English historian and photographer (1945–2015)

Martin Meade (1945 – 2015) was an architectural historian of some renown who lived and worked in London and Paris. He was a man of sartorial elegance who favoured vintage clothing in the Edwardian style.

== Biography ==
Meade was born in Bath in 1945 to John and Pamela Meade who were both artists. His given name was Martin Kew Meade. His sister Michele was born in 1952.

Meade was educated at the French Lycée in Kensington, London. He went on to study for a general arts degree followed by a Diploma in Fine Arts at Edinburgh University. From there he commenced a PhD at the Courtauld Institute of Art in London under the supervision of Anthony Blunt.
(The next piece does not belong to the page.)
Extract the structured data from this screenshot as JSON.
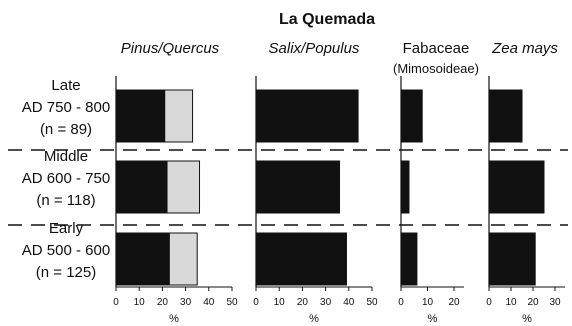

Meade's research subject was Lenoir le Romain, the 18th-century Neoclassical architect, though there is no evidence to suggest that he completed this degree.

In 1983 Meade married Charlotte Ellis (1945-2008), an architectural journalist who became an editor at the Architectural Review, a publication to which Meade himself contributed.

== Working life ==
Meade's working life began in 1969 when he was employed as an investigator of historic buildings for the Ministry of Works, a post he left in 1980. In that year he moved to Paris, France, where he combined writing for the Architectural Review, teaching at the Ecole Spéciale d'Architecture (from 1982) and organising various trips to India and Europe for that organisation.

== Legacy ==
Architectural photographs attributed to Meade are held in the Conway Library at the Courtauld Institute of Art.
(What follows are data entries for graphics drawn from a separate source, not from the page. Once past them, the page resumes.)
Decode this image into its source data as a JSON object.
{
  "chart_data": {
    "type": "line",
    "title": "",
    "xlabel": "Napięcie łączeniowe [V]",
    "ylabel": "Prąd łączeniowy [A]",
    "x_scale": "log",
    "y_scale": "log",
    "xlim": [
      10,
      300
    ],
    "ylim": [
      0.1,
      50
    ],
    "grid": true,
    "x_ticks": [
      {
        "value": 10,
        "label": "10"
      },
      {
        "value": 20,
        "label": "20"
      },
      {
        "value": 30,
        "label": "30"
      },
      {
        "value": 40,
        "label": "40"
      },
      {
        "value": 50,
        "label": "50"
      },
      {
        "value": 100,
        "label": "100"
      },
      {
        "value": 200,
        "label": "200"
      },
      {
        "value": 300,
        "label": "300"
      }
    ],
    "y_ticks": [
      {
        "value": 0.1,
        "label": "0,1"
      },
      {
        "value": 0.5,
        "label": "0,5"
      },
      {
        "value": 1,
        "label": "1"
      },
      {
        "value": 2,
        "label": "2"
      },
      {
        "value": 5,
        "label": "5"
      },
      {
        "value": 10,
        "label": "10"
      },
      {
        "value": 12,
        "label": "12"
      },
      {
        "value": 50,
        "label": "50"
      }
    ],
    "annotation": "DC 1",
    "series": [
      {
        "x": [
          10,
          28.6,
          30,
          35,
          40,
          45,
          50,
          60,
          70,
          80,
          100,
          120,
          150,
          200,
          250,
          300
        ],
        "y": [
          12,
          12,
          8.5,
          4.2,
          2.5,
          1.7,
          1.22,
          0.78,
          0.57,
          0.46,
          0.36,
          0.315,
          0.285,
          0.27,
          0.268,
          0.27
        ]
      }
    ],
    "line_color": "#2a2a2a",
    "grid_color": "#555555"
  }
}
Meade contributed to the International Conference on Architecture and Cities for the 21st Century which was held in Valencia, Spain, 2–4 July 1998. The subject of his address was "Architectural and urban heritage: dead weight or dynamic asset for future?"

Meade contributed to the Survey of London, covering the area of Knightsbridge in Volume 45 of that series.

Meade's published works as author or editor include:

- Dom Bellot: Moine-Architecte
- Relation de la fête de Versailles du dix-huit juillet mille six cent soixante-huit; Les divertissements de Versailles donnés par le Roi à toute sa cour au retour de la conquête de la France-Comté en l'année mille six cent soixante-quatorze
- Grand Oriental Hotels: from Cairo to Tokyo, 1800–1939 (British Edition in the British Library
- Londres: Cité de l'Architecture et du Patrimoine

As compiler and illustrator:

- Drawings for Architecture Design and Ornament

As supervisor

- L'architecture normande en Europe : identités et échanges du XIe siècle à nos jours

Charlotte Ellis and Meade interviewed Charlotte Perriand, the French architect and designer, for the Architectural Review in November 1984. It was re-published in the Reviews edition of 6 March 2014.